Hope life is good in Ameriki.
Take Care
BraxP.S. Ghanaian English is hilarious. My buddy Antony was on public transport and a Ghanaian opened up the window on the bus. As the window slid back it clipped the man's hand who was sitting behind him. The man raised his hand up and full of outrage he exclaimed "ah! You have wounded me."

Saturday, December 20, 2008

Hard Times

I'll keep this short but I wanted to tell people back home whats been going on since I got back from America. On December 2nd there was a tragic accident here in the Mopti region and we lost one of our best. Cristina Nardone was a RPCV who had taken a job as the coordinator of the Global System Tourism Alliance (GSTA). She was visiting a village where she had helped fund the building of a water tower to help irrigate a medicinal garden. Cristina asked that the village fill it and as they were walking away it collapsed and killed her. Another woman, Brenda, suffered a broken leg and we later found out that after surgery infection set in and they had to amputate.
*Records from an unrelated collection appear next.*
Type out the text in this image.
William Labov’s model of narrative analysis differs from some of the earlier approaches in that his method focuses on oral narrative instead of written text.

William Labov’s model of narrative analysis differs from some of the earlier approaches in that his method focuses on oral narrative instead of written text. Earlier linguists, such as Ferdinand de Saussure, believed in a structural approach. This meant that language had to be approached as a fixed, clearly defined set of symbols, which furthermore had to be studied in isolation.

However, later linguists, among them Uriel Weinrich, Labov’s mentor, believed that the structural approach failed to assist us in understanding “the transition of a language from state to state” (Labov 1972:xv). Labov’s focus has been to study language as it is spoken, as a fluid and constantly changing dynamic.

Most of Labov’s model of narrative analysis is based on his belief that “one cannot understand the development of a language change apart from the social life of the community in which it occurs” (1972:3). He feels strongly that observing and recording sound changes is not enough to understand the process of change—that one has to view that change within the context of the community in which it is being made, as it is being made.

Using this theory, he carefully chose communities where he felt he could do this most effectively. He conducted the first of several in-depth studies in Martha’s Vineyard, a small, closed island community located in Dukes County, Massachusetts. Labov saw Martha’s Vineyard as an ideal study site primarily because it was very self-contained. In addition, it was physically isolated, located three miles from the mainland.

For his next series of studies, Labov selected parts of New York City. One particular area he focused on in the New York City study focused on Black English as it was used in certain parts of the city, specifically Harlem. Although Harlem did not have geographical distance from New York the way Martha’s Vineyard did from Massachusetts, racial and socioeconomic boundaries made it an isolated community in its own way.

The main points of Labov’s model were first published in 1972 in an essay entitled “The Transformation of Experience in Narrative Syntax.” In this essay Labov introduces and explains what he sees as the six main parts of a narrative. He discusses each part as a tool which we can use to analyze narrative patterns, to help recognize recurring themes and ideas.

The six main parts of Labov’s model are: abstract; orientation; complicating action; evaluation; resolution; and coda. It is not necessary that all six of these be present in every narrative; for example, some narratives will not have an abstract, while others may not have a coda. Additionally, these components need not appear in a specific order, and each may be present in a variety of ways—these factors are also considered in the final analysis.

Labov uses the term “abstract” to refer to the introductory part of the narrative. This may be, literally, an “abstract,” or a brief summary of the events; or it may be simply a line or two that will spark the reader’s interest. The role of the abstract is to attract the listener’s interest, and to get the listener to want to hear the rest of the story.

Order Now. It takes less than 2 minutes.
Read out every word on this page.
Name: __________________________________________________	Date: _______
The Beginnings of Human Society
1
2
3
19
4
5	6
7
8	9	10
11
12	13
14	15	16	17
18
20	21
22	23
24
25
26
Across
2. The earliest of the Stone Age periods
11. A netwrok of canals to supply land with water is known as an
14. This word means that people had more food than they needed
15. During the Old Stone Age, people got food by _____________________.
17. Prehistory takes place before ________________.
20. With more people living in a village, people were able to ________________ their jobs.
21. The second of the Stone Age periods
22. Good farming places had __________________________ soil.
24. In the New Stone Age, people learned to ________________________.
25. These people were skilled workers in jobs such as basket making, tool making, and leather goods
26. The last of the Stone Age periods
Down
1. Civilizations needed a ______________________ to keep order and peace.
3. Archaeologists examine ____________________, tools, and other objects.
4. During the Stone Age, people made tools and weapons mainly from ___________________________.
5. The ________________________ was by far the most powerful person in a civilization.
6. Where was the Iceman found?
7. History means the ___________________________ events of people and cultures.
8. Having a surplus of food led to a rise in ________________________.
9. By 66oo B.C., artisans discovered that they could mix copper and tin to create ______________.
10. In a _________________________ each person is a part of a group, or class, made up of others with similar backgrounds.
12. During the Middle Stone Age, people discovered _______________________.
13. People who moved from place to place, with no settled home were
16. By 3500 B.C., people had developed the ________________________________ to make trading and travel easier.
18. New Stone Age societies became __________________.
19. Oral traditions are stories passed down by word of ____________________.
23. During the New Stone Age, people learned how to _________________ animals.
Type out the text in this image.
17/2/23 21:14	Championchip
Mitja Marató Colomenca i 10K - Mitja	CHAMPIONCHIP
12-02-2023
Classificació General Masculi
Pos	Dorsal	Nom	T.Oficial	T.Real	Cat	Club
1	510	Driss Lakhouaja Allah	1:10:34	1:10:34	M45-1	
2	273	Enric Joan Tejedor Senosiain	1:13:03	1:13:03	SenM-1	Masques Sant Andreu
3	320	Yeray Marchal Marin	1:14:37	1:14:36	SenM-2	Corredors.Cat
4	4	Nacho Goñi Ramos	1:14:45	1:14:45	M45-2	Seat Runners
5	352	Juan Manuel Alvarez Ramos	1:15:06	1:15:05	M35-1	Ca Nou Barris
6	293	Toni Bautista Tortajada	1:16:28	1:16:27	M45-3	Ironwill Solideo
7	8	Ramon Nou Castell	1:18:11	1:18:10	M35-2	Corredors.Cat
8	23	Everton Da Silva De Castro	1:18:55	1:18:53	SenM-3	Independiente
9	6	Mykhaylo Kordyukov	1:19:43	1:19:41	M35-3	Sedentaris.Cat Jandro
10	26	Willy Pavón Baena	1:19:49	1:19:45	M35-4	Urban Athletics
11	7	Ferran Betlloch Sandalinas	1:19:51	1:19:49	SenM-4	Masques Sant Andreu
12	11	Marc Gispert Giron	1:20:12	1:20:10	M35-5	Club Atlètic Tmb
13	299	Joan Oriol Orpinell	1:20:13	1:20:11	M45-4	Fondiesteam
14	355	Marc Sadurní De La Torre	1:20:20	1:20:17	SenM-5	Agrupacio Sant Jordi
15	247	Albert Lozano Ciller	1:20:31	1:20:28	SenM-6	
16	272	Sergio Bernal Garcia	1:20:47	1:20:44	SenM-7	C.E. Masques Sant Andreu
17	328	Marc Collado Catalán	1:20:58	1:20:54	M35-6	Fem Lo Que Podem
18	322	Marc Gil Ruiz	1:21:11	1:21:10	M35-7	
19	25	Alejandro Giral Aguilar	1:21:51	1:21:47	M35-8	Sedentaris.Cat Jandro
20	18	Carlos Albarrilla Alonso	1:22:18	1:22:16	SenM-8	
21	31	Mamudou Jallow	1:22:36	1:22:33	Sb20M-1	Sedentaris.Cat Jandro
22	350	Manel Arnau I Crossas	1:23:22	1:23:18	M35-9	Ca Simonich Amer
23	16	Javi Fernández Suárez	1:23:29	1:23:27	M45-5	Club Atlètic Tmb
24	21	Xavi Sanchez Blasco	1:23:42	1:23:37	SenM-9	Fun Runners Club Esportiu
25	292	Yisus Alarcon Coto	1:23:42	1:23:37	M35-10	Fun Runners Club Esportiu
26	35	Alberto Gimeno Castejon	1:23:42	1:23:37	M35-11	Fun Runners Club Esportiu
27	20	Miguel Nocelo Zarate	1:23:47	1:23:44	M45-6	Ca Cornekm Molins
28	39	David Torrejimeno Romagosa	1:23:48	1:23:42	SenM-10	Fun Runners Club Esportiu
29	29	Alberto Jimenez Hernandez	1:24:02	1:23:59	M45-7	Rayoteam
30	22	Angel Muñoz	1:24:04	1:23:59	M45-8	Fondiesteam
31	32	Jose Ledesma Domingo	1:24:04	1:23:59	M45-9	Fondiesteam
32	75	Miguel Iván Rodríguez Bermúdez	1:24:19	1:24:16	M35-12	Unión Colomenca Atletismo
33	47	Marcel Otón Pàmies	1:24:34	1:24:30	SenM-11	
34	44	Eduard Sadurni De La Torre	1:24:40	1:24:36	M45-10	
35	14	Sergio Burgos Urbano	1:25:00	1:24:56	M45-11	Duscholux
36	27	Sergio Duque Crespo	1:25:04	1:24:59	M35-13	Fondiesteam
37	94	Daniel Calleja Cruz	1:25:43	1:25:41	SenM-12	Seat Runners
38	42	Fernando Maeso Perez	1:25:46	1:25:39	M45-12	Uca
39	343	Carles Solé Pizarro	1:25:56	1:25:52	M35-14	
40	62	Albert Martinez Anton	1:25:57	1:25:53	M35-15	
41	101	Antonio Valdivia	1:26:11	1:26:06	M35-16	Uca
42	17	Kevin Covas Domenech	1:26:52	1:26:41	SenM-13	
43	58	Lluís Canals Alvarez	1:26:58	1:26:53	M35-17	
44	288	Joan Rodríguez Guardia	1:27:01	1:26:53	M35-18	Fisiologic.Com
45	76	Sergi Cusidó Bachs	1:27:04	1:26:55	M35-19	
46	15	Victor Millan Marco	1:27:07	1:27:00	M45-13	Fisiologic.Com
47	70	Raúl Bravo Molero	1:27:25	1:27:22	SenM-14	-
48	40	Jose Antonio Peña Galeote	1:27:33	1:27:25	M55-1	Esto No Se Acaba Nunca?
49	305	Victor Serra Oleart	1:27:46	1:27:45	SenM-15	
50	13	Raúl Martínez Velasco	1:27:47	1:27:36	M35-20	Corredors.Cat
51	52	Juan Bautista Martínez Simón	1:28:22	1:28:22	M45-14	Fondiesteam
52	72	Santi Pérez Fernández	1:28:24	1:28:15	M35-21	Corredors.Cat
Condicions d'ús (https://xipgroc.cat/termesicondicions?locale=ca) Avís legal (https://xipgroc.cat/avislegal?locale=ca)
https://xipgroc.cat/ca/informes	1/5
I'm at a loss at what else to say. It is especially tragic because she had finally made up her mind that it was time to go home and be with her family, but she agreed to stay until March so a replacement could be found. She had gone home for about a month as she transitioned from PC to her new job, but really her family had not seen her for the last 3 years. But she loved her work and believed what she was doing was making a real difference in peoples lives. It wasn't just a job for her and I think her project had the success it had because of her. She very easily could have done a lot of her work from behind a desk and sent others to do her field work like most NGO workers, but she loved going to these small villages and working with the people to help improve their lives.

I'll wrap it up before I get too sentimental. It has been a hard few weeks for us all here. Peace Corps is an enigma to me in that I've only known the people here for maybe 15 months, but some of my teammates have become closer to me than people I have known my whole life. Cristina was one of those people and I miss her.

She was the best of us all and you won't find anyone here who will argue that.